A comissão adianta que já recebeu mais de 300 testemunhos de vítimas de abusos sexuais por parte de membros ou pessoas próximas à Igreja Católica.
Em entrevista ao Público, o psiquiatra Daniel Sampaio, que é também membro da Comissão Independente para o Estudo dos Abusos de Menores na Igreja (CIEAMI) fez um balanço do trabalho que tem sido feito desde o início do ano, tendo já sido recolhidos mais de 300 testemunhos.
“Temos encontrado uma boa receptividade por parte das instituições que trabalham com crianças e jovens e, de uma forma geral, temos tido também um bom apoio da Conferência Episcopal Portuguesa (CEP)”, afirma.
O especialista, que está presente nas entrevistas presenciais com as vítimas e com os bispos, reforça que “ninguém inventa as histórias” que detalham. “São histórias de grande sofrimento e o nosso inquérito está construído com uma consistência interna que qualquer pessoa que tente preencher o inquérito a brincar, nós percebemos. Além disso, a situação é de tal modo difícil para as pessoas falarem que ninguém inventa os pormenores com que o inquérito é feito”, revela.
Foram também já enviadas 16 denúncias de casos que ainda não prescreveram para o Ministério Público, mas Sampaio não adianta detalhes por as investigações estão “em segredo de justiça”.
Apesar de partilhar as informações com o Ministério Público, a comissão não partilha os alvos das denúncias que recebe com a Conferência Episcopal. “Nós não queremos lançar suspeitas sobre ninguém, não é esse o nosso propósito. O nosso propósito é colaborar com a Igreja, até porque foi a Igreja que mandatou o doutor Pedro Strecht para constituir essa comissão e aceitou a constituição da comissão”, adianta.
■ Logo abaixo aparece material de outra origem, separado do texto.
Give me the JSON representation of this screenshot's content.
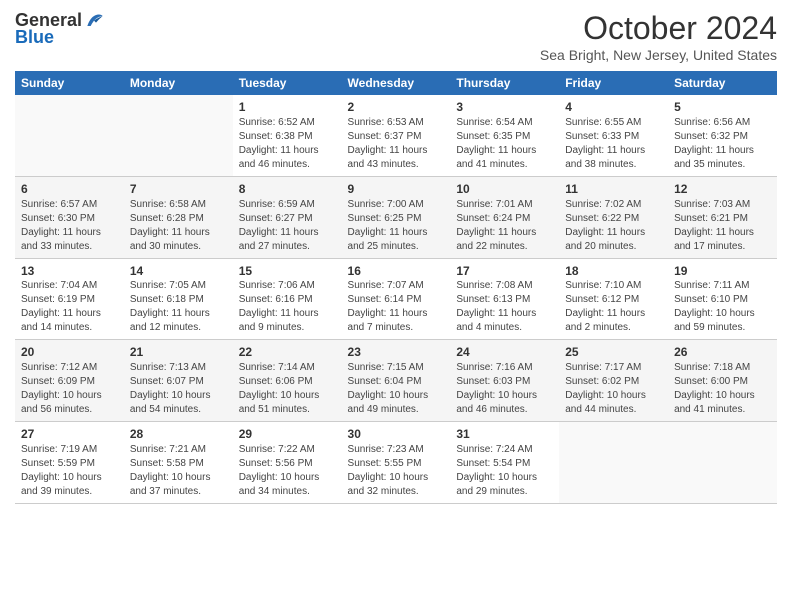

“A nossa posição é de colaboração. Mas evidentemente que houve pessoas ligadas à Igreja que ocultaram, como acontece sempre, porque a ocultação é absolutamente uma característica deste problema. As pessoas escondem esse problema. Quando nós dizemos que houve pessoas da Igreja que não validaram as queixas, isso era algo inevitável”, reforça.
O psiquiatra também comentou as declarações de D. José Ornelas, que considerou ser descabido falar em encobrimento. “Isto tem a ver com a palavra encobrimento porque encobrimento é um crime, é esconder uma determinada situação. Nós não falamos de encobrimento. Foram os senhores jornalistas que têm levantado essa questão”, atira.
Para além da Igreja, há ainda casos de abusos a acontecer nas instituições da sociedade civil, com colégios e até escolas da rede pública. “São pessoas ligadas à Igreja em que, por exemplo, no contexto de um padre professor de religião e moral e nos escuteiros – é de conhecimento público – que houve casos por parte de determinada pessoa que está muito bem inserida na sociedade”, lembra.
Daniel Sampaio acredita ainda que é “fundamental” que a Igreja “se empenhe” através de avisos do final da missa ou divulgação dos contactos da comissão. “Acho que não vai haver entrave no próprio interesse da Igreja porque pode criar-se uma ideia, que não é boa para a Igreja e sobretudo para as vítimas, de que há coisas que estão a ser escondidas”, remata.